No es lo mismo comer saludable que vivir dignamente. No es lo mismo tener una mascota feliz que vivir en una ciudad segura
Soy de los que celebran cada vez que un perro va al veterinario más seguido que su dueño al médico. Tengo perros, gatos, y un presupuesto doméstico que gira más de una vez al mes alrededor de croquetas sin colorantes y snacks de atún liofilizado. Así que no, esta columna no es contra el amor animal. Es, en todo caso, una confesión de especie.
Hay una escena que se repite con puntualidad en ciertos barrios urbanos del Ecuador: un joven pasea a su perro con más disciplina que la que tuvo para sacar su cédula a tiempo. En una mano, la correa con arnés ergonómico; en la otra, una bolsa biodegradable lista para recoger el deber ciudadano del can. Esta imagen no es una sátira: es la evidencia de una transformación silenciosa.
Según recientes estudios de mercado, el gasto en alimentos para mascotas, productos naturales, suplementos alimenticios y cuidado personal ha aumentado significativamente en los hogares ecuatorianos. ¿Estamos frente a una revolución del bienestar o ante una nueva capa de consumo que disfraza carencias más profundas?
Porque sí, estamos más conscientes de lo que comemos, de lo que usamos en la piel, e incluso de lo que nuestras mascotas consumen. Pero, al mismo tiempo, seguimos tolerando servicios públicos deteriorados, educación rezagada y transporte que parece extraído de un documental distópico. El contraste es llamativo: nos preocupamos más por las proteínas que ingiere nuestro gato que por la calidad del agua que sale de la llave.
Este fenómeno —llamémosle “neoconsumismo emocional”— no es necesariamente malo. Habla de una generación que valora el autocuidado y el confort. Pero también revela algo más profundo: la sensación de abandono institucional que nos lleva a encontrar refugio en pequeños espacios de control personal. Si el Estado no garantiza bienestar, lo compramos por partes; nos cuidamos más (y mejor), buscando bienestar en los estantes del supermercado. Si el Estado no cuida, nos cuidamos nosotros. Y nuestras mascotas también.
El mercado lo entendió antes que nadie: hay una nueva generación que compra más productos naturales, suplementos, alimentos premium para perros, aceites esenciales para el estrés, y cremas que prometen rejuvenecer hasta la dignidad. No está mal. Al contrario, es parte de un despertar saludable. Pero, ¿y si esa búsqueda de bienestar fuera también una manera de canalizar una angustia colectiva? ¿Quién puede culparnos si el país parece haber decidido tercerizar la esperanza? Si no viene del gobierno, vendrá del delivery.
Pero ojo: no todo bienestar es bienestar. Lo que se vende como conciencia muchas veces es marketing disfrazado. No es lo mismo comer saludable que vivir dignamente. No es lo mismo tener un perro feliz que vivir en una ciudad segura. Y no es lo mismo cuidar de uno mismo que construir una sociedad que cuida de todos.

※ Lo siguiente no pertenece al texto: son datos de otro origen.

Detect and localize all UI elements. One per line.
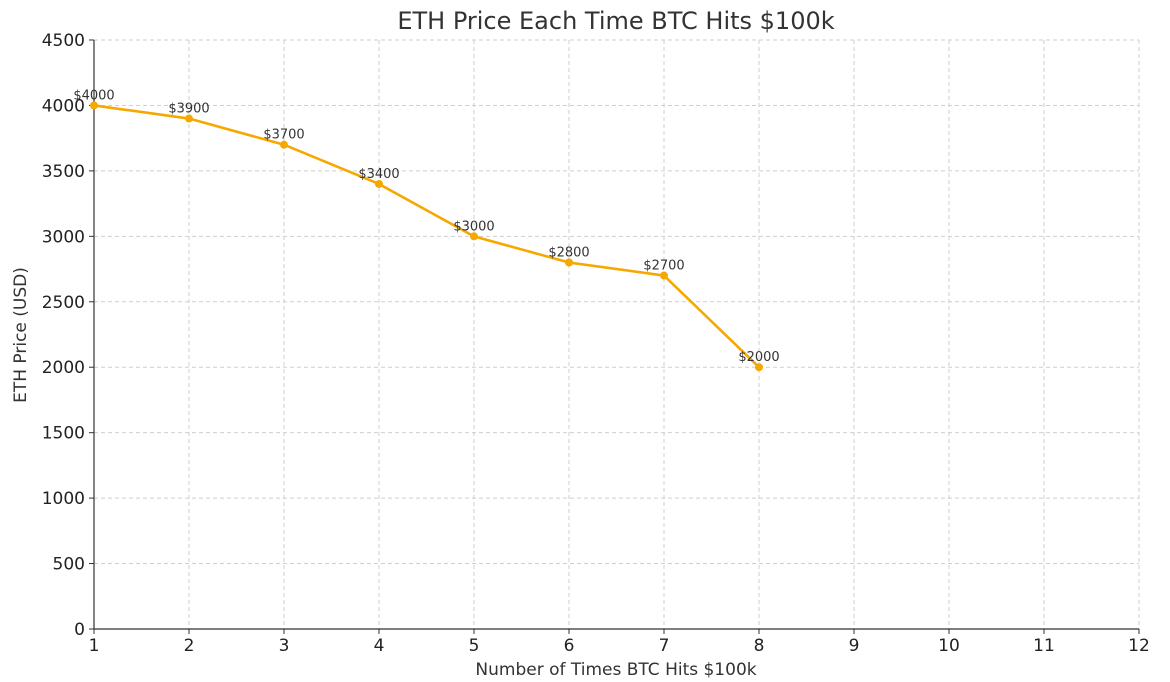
- grid-lines: [93, 39, 1140, 630]
- data-label: $3400: [358, 167, 399, 182]
- data-label: $2700: [643, 259, 684, 274]
- data-point: [90, 101, 98, 110]
- axes: [89, 39, 1140, 634]
- y-tick-label: 3000: [42, 227, 85, 247]
- x-tick-label: 4: [374, 636, 385, 656]
- x-tick-label: 9: [849, 636, 860, 656]
- data-point: [660, 271, 668, 280]
- x-tick-label: 8: [754, 636, 765, 656]
- data-point: [185, 114, 193, 123]
- tick-labels: 1 2 3 4 5 6 7 8 9 10 11 120500100015002000250030003…: [42, 31, 1150, 656]
- y-tick-label: 1500: [42, 424, 85, 444]
- y-axis-label: ETH Price (USD): [11, 267, 31, 403]
- data-label: $3900: [168, 102, 209, 117]
- data-label: $2800: [548, 246, 589, 261]
- series-line: [93, 104, 760, 369]
- y-tick-label: 500: [53, 555, 85, 575]
- y-tick-label: 3500: [42, 162, 85, 182]
- y-tick-label: 4000: [42, 96, 85, 116]
- x-tick-label: 2: [184, 636, 195, 656]
- x-tick-label: 3: [279, 636, 290, 656]
- x-tick-label: 6: [564, 636, 575, 656]
- data-point: [280, 140, 288, 149]
- data-label: $3000: [453, 219, 494, 234]
- y-tick-label: 2000: [42, 358, 85, 378]
- x-tick-label: 1: [89, 636, 100, 656]
- data-point: [565, 258, 573, 267]
- data-point: [755, 363, 763, 372]
- x-tick-label: 10: [938, 636, 960, 656]
- x-tick-label: 12: [1128, 636, 1150, 656]
- data-point: [375, 179, 383, 188]
- x-tick-label: 11: [1033, 636, 1055, 656]
- y-tick-label: 4500: [42, 31, 85, 51]
- x-axis-label: Number of Times BTC Hits $100k: [475, 660, 756, 680]
- y-tick-label: 0: [74, 620, 85, 640]
- x-tick-label: 7: [659, 636, 670, 656]
- data-label: $4000: [73, 88, 114, 103]
- y-tick-label: 2500: [42, 293, 85, 313]
- data-series: [90, 101, 763, 372]
- data-label: $3700: [263, 128, 304, 143]
- y-tick-label: 1000: [42, 489, 85, 509]
- data-point: [470, 232, 478, 241]
- x-tick-label: 5: [469, 636, 480, 656]
- chart-title: ETH Price Each Time BTC Hits $100k: [397, 7, 834, 35]
- data-labels: $4000 $3900 $3700 $3400 $3000 $2800 $2700 $2000: [73, 88, 779, 365]
- data-label: $2000: [738, 350, 779, 365]
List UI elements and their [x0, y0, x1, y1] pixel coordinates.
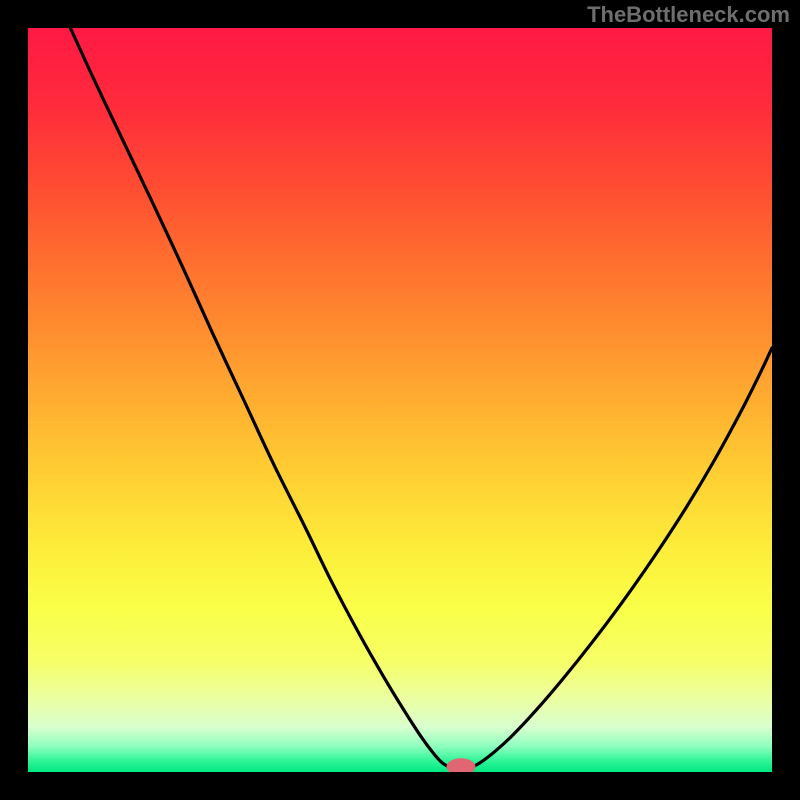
- frame-right: [772, 0, 800, 800]
- gradient-background: [28, 28, 772, 772]
- frame-left: [0, 0, 28, 800]
- attribution-watermark: TheBottleneck.com: [587, 2, 790, 28]
- bottleneck-chart: [0, 0, 800, 800]
- frame-bottom: [0, 772, 800, 800]
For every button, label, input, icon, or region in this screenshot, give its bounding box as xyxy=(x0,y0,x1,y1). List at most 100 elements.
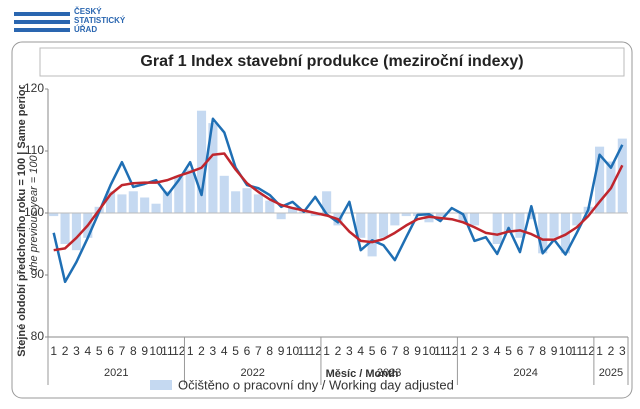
x-tick-label: 12 xyxy=(172,344,186,358)
bar xyxy=(617,138,627,213)
x-tick-label: 5 xyxy=(96,344,103,358)
x-tick-label: 3 xyxy=(73,344,80,358)
x-tick-label: 3 xyxy=(210,344,217,358)
bar xyxy=(356,213,366,238)
bar xyxy=(219,175,229,213)
x-tick-label: 11 xyxy=(161,344,174,358)
bar xyxy=(526,213,536,220)
x-tick-label: 11 xyxy=(571,344,584,358)
x-tick-label: 6 xyxy=(244,344,251,358)
x-tick-label: 3 xyxy=(619,344,626,358)
legend-label: Očištěno o pracovní dny / Working day ad… xyxy=(178,377,454,392)
x-tick-label: 1 xyxy=(323,344,330,358)
title-box xyxy=(39,47,625,77)
x-tick-label: 12 xyxy=(309,344,323,358)
x-tick-label: 11 xyxy=(298,344,311,358)
x-tick-label: 10 xyxy=(422,344,436,358)
x-tick-label: 1 xyxy=(187,344,194,358)
bar xyxy=(595,146,605,213)
x-tick-label: 7 xyxy=(392,344,399,358)
x-tick-label: 7 xyxy=(119,344,126,358)
x-tick-label: 8 xyxy=(266,344,273,358)
bar xyxy=(60,213,70,244)
x-axis-label: Měsíc / Month xyxy=(326,368,399,380)
bar xyxy=(322,191,332,213)
y-tick-label: 80 xyxy=(31,329,45,343)
bar xyxy=(538,213,548,254)
x-tick-label: 9 xyxy=(414,344,421,358)
x-tick-label: 8 xyxy=(403,344,410,358)
bar xyxy=(117,194,127,213)
x-tick-label: 1 xyxy=(50,344,57,358)
bar xyxy=(401,213,411,217)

Cuidar es un acto político, incluso cuando empieza con un perro feliz y un humano hidratado. Pero sería aún más potente si ese mismo nivel de atención se extendiera a lo público: si nos indignara con la misma pasión un albergue humano sin recursos, una clínica rural sin médicos, o una ley sin alma.
No se trata de dejar de cuidarnos. Ni de culpar al que se preocupa por su mascota (¡ojalá todos lo hicieran!). El punto es preguntarnos por qué el cuidado personal —y animal— se ha vuelto casi una forma de militancia individual, en un país donde la responsabilidad colectiva se diluye a diario entre titulares trágicos y entregas a domicilio.
Consumimos para sentir que tenemos algo bajo control. Y tal vez está bien. Pero que no se nos olvide que el bienestar real se construye también desde lo que exigimos, lo que denunciamos y lo que no dejamos pasar. Consumir mejor está bien. Pero vivir mejor debería ser el objetivo.
Este artículo representa una opinión personal y no refleja la postura oficial de este medio. Se trata de un análisis basado en fuentes y percepciones del autor sobre el contexto político actual en Ecuador y la región.